XPATH

 

  1. The XSLT/XPath Data Model
  2. Templates and Contexts
  3. Basic XPath Addressing
  4. Basic XPath Expressions
  5. Combining Index Addresses
  6. Wildcards
  7. Extended-Path Addressing
  8. XPath Data Types and Operators
  9. String-Value of an Element
  10. XPath Functions


 

Overview

XPath expressions specify a pattern that selects a set of XML nodes, which are then used by XSLT.

XPointer adds mechanisms for defining a point or a range, so that XPath expressions can be used for addressing.

The nodes in an XPath expression refer to more than just elements. They also refer to text and attributes, among other things. In fact, the XPath specification defines an abstract document model that defines seven different kinds of nodes:

The root element of the XML data is modeled by an element node. The XPath root node contains the document's root element, as well as other information relating to the document.

 

The XSLT/XPath Data Model

Like the DOM, the XSLT/XPath data model consists of a tree containing a variety of nodes. Under any given element node, there are text nodes, attribute nodes, element nodes, comment nodes, and processing instruction nodes.
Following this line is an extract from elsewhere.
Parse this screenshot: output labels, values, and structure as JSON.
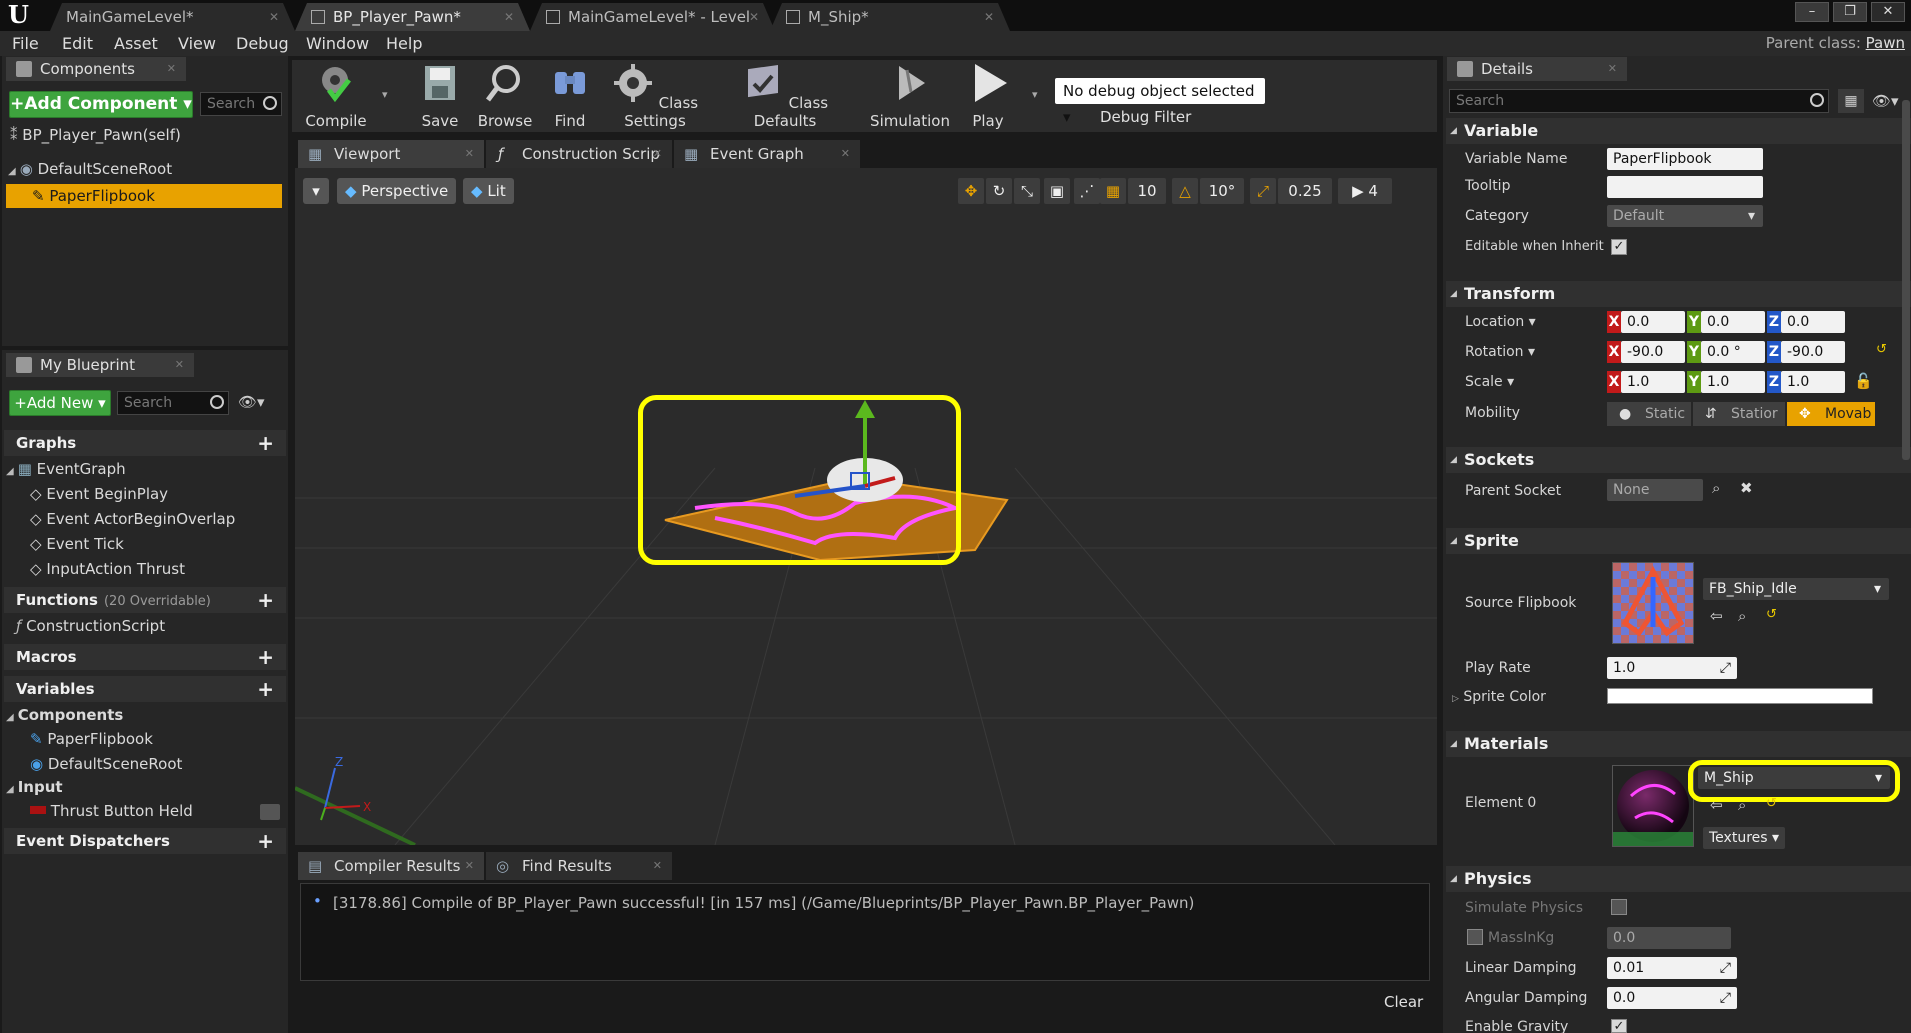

In this abstract model, syntactic distinctions disappear, and you are left with a normalized view of the data. In a text node, for example, it makes no difference whether the text was defined in a CDATA section, or if it included entity references. The text node will consist of normalized data, as it exists after all parsing is complete. So the text will contain a < character, regardless of whether an entity reference like &lt; or a CDATA section was used to include it. (Similarly, the text will contain an & character, regardless of whether it was delivered using &amp; or it was in a CDATA section.)

In this section of the tutorial, we'll deal mostly with element nodes and text nodes. For the other addressing mechanisms, see the XPath Specification.

 

Templates and Contexts

An XSLT template is a set of formatting instructions that apply to the nodes selected by an XPATH expression. In an stylesheet, a XSLT template would look something like this:

<xsl:template match="//list">
    ...
</xsl:template>

The expression...

//list

...selects the set of list nodes from the input stream. Additional instructions within the template tell the system what to do with them.

The set of nodes selected by such an expression defines the context in which other expressions in the template are evaluated. That context can be considered as the whole set -- for example, when determining the number of the nodes it contains.

The context can also be considered as a single member of the set, as each member is processed one by one. For example, inside of the list-processing template, the expression @type refers to the type attribute of the current list node. (Similarly, the expression @* refers to all of attributes for the current list element.)

 

Basic XPath Addressing

An XML document is a tree-structured (hierarchical) collection of nodes. As with a hierarchical directory structure, it is useful to specify a path that points a particular node in the hierarchy. (Hence the name of the specification: XPath.) In fact, much of the notation of directory paths is carried over intact:

The forward slash (/) is used as a path separator. Paths that start with a forward slash, indicating the root directory, are absolute paths. A relative path from a given location starts with anything else.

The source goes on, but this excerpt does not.